Os norte-americanos estão cada vez mais gordos, e isso não é sobre aceitar nossa aparência, nosso corpo e nossos defeitos. Mais de dois terços dos adultos nos Estados Unidos estão acima do peso ou têm obesidade, relata o site sobre saúde Heathline.com. O CDC norte-americano, órgão governamental tão respeitado durante a pandemia, diz que entre 1999 e 2020, “a prevalência da obesidade aumentou de 30,5% para 41,9%” e a obesidade grave “aumentou de 4,7% para 9,2%”. Mesmo com esses números alarmantes, mas na onda da lacração – a chamada cultura woke, aqui nos EUA –, marcas como Victoria Secret, Calvin Klein e outras empresas de roupas tentam agora lucrar com o sobrepeso perigoso para a saúde disfarçando suas campanhas capitalistas como “tamanho inclusivo”.
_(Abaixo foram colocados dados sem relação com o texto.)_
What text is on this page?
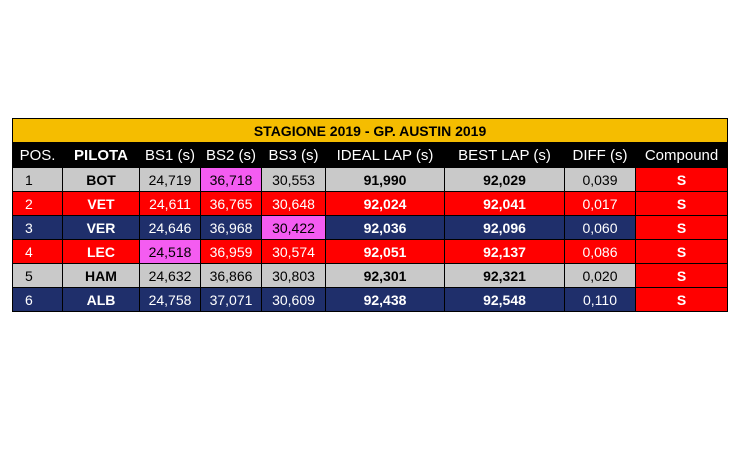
STAGIONE 2019 - GP. AUSTIN 2019								
POS.	PILOTA	BS1 (s)	BS2 (s)	BS3 (s)	IDEAL LAP (s)	BEST LAP (s)	DIFF (s)	Compound
1	BOT	24,719	36,718	30,553	91,990	92,029	0,039	S
2	VET	24,611	36,765	30,648	92,024	92,041	0,017	S
3	VER	24,646	36,968	30,422	92,036	92,096	0,060	S
4	LEC	24,518	36,959	30,574	92,051	92,137	0,086	S
5	HAM	24,632	36,866	30,803	92,301	92,321	0,020	S
6	ALB	24,758	37,071	30,609	92,438	92,548	0,110	S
É sabido, e é preciso salientar, que muitas pessoas lutam com seu peso por razões fora de seu controle – problemas de saúde, predisposições genéticas e assim por diante. E, mesmo quando o excesso de peso das pessoas é culpa delas, é claro que nunca há motivo para envergonhá-las ou discriminá-las. Mas, se sempre houve problemas de saúde e hereditários que afetam a capacidade de manter um peso saudável, então, por que o enorme aumento na porcentagem de pessoas com sobrepeso mórbido nos últimos anos, quando sabemos mais sobre nutrição, exercícios e saúde do que nunca?
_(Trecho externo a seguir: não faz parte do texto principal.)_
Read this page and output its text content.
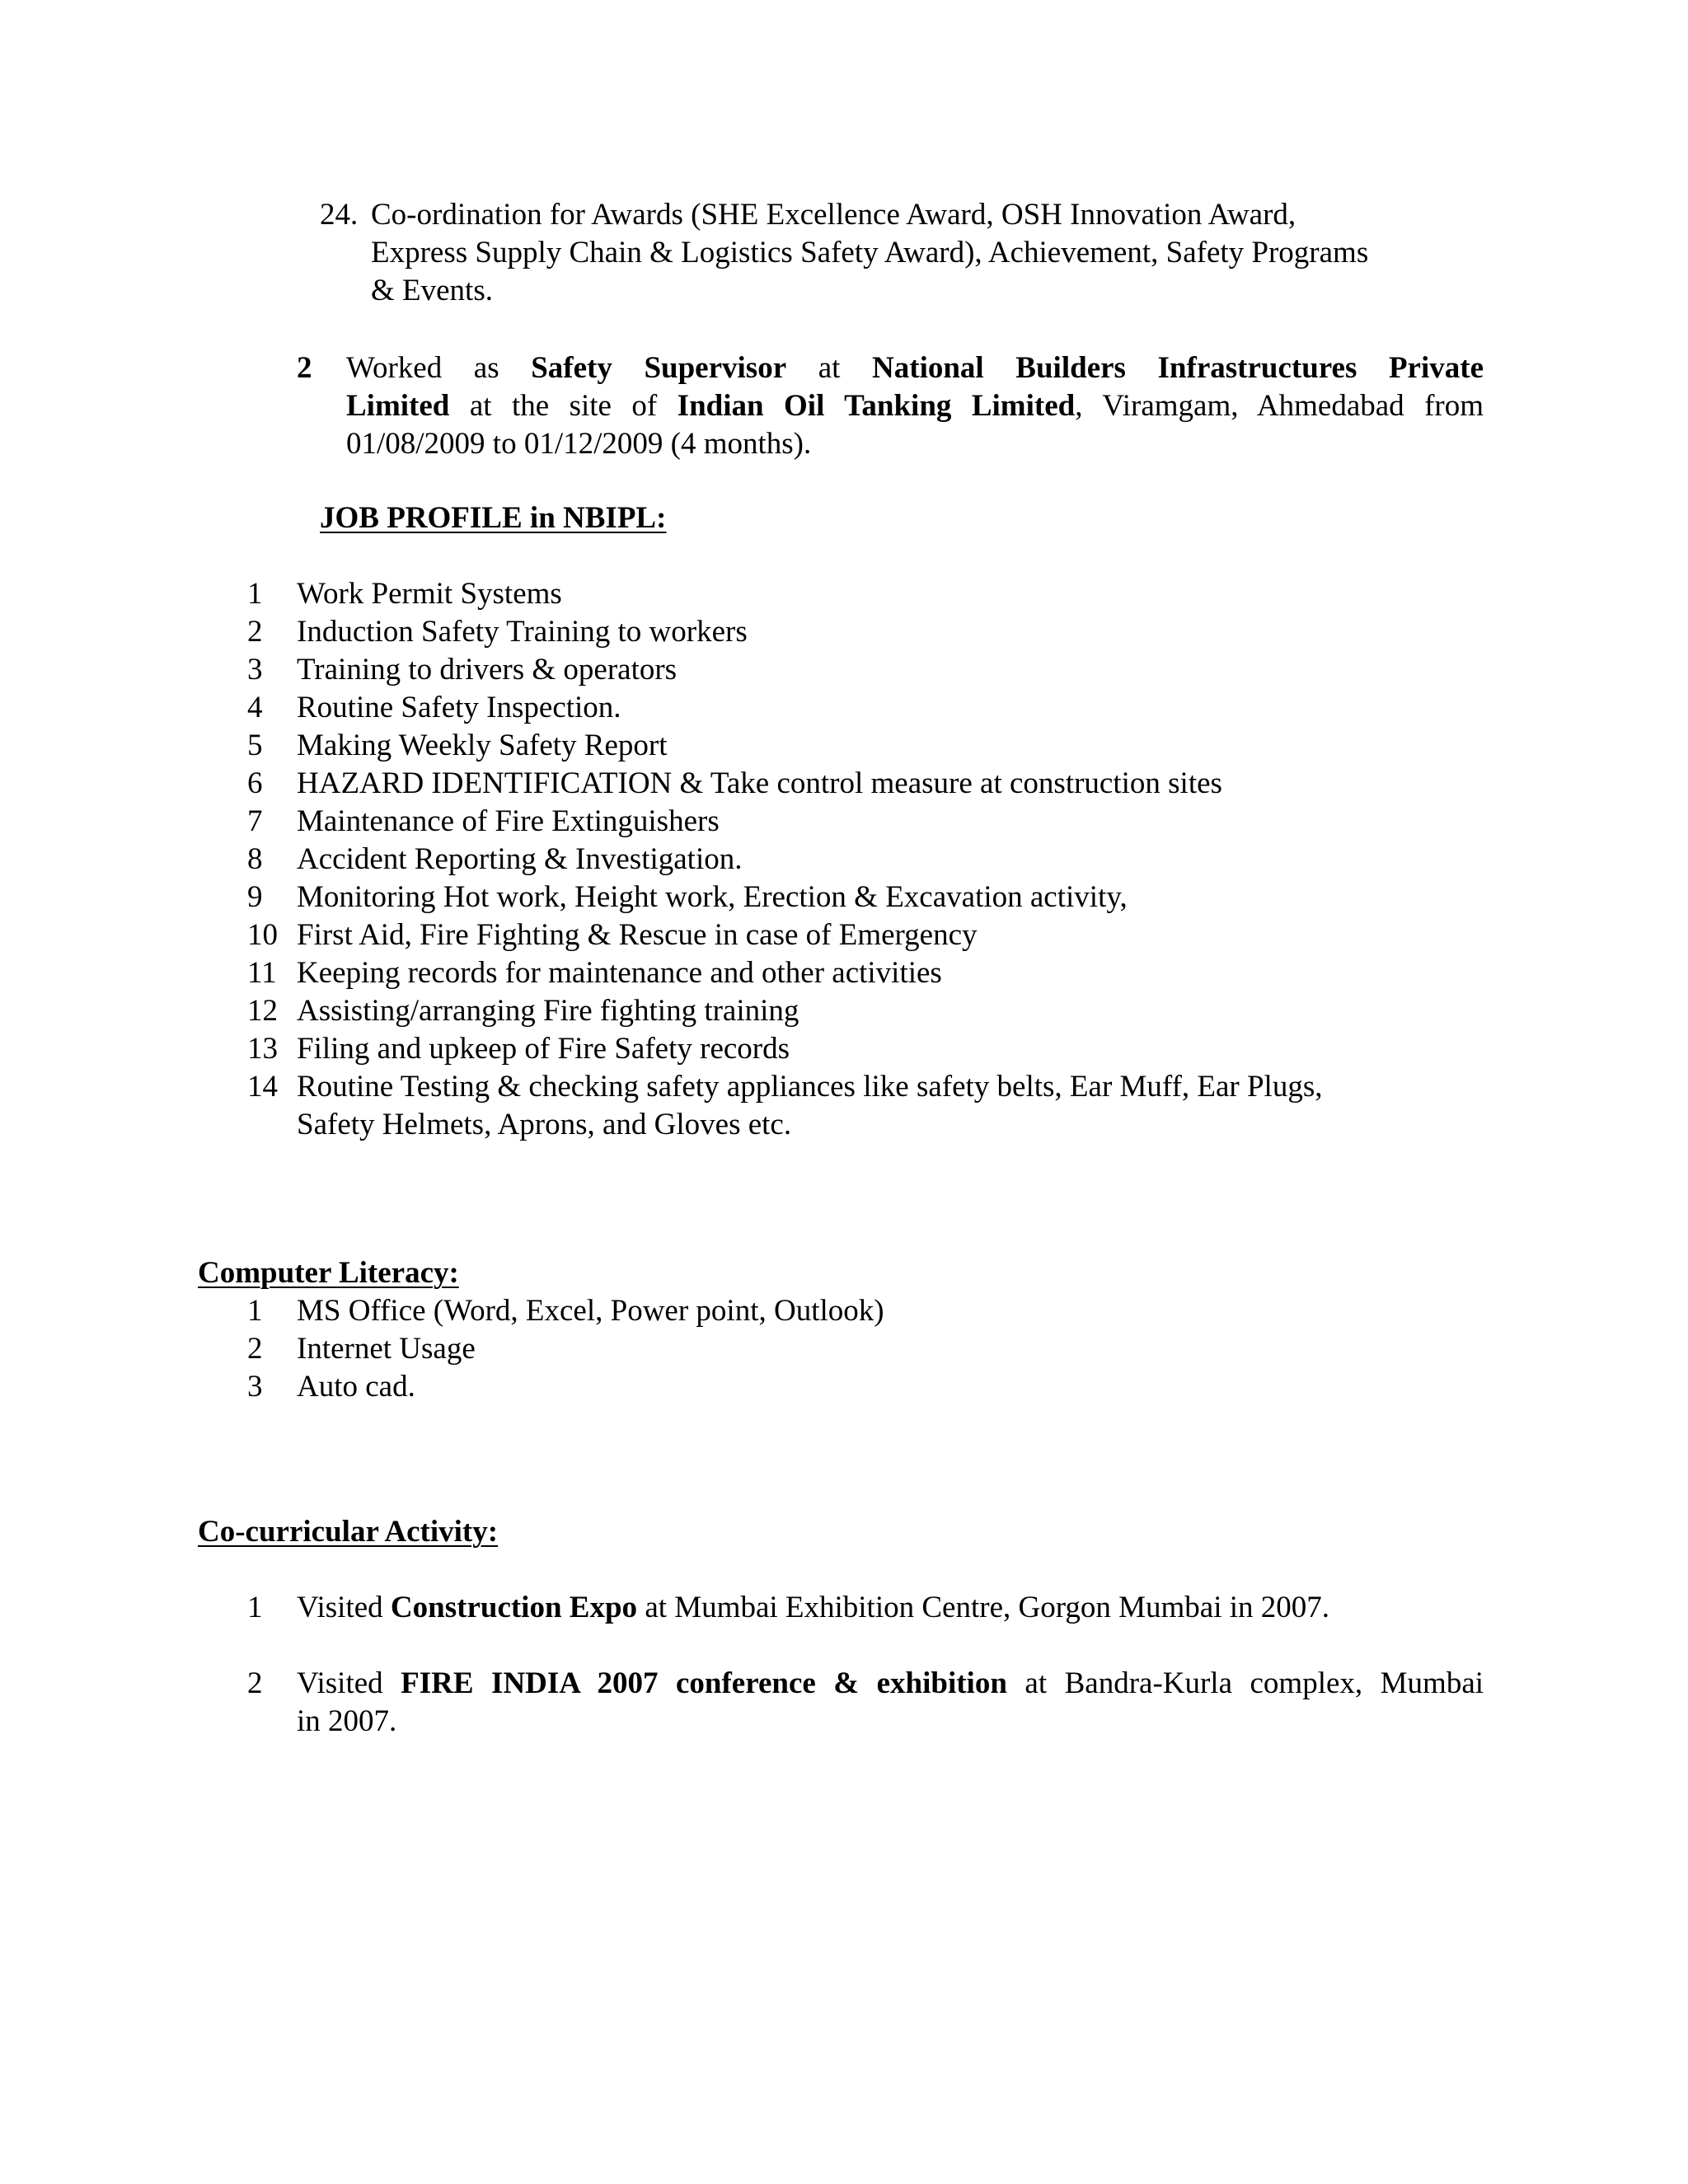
24. Co-ordination for Awards (SHE Excellence Award, OSH Innovation Award,
Express Supply Chain & Logistics Safety Award), Achievement, Safety Programs
& Events.
2 Worked as Safety Supervisor at National Builders Infrastructures Private
Limited at the site of Indian Oil Tanking Limited, Viramgam, Ahmedabad from
01/08/2009 to 01/12/2009 (4 months).
JOB PROFILE in NBIPL:
1 Work Permit Systems
2 Induction Safety Training to workers
3 Training to drivers & operators
4 Routine Safety Inspection.
5 Making Weekly Safety Report
6 HAZARD IDENTIFICATION & Take control measure at construction sites
7 Maintenance of Fire Extinguishers
8 Accident Reporting & Investigation.
9 Monitoring Hot work, Height work, Erection & Excavation activity,
10 First Aid, Fire Fighting & Rescue in case of Emergency
11 Keeping records for maintenance and other activities
12 Assisting/arranging Fire fighting training
13 Filing and upkeep of Fire Safety records
14 Routine Testing & checking safety appliances like safety belts, Ear Muff, Ear Plugs,
Safety Helmets, Aprons, and Gloves etc.
Computer Literacy:
1 MS Office (Word, Excel, Power point, Outlook)
2 Internet Usage
3 Auto cad.
Co-curricular Activity:
1 Visited Construction Expo at Mumbai Exhibition Centre, Gorgon Mumbai in 2007.
2 Visited FIRE INDIA 2007 conference & exhibition at Bandra-Kurla complex, Mumbai
in 2007.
Nosso padrão de vida e qualidade de vida estão melhores do que nunca. O alimento nunca foi tão abundante e nunca tivemos tantos avanços tecnológicos em várias áreas. Até o trabalho físico diminuiu drasticamente. O que realmente mudou nos últimos anos é o Grande Despertar, parte da agenda nefasta globalista de “desconstrução” do ser humano e sua alma para que percam seu livre-arbítrio, sua apreciação pelo belo, pelo sagrado, pelas tradições. E tudo isso começa pela perda do cuidado do templo mais sagrado que temos – nosso corpo.

Vivemos num mundo onde o público exige exibições vulgares de emoção em um jogo de coação contra qualquer um que não se conforme com o absurdo desse mundo paralelo criado e que é empurrado goela abaixo. As boas tradições estão sendo corroídas pela hegemonia cultural sentimental que insiste que qualquer sentimento é, por definição, verdadeiro e algo a ser nutrido. O sentimentalismo está nos destruindo. Ninguém tem o direito de ser permanentemente feliz. As crianças precisam aprender a ficar entediadas, a ouvir “nãos” e não terem todos os seus sonhos e fantasias realizados.

Por onde começar? Talvez pela história. Mostrando o que rapazes e moças fizeram por nós para que pudéssemos ter a liberdade de escolher nossos estúpidos pronomes. Mostrando que podemos escolher o que quisermos hoje em dia, mas que não podemos – jamais – fugir das consequências de nossas escolhas.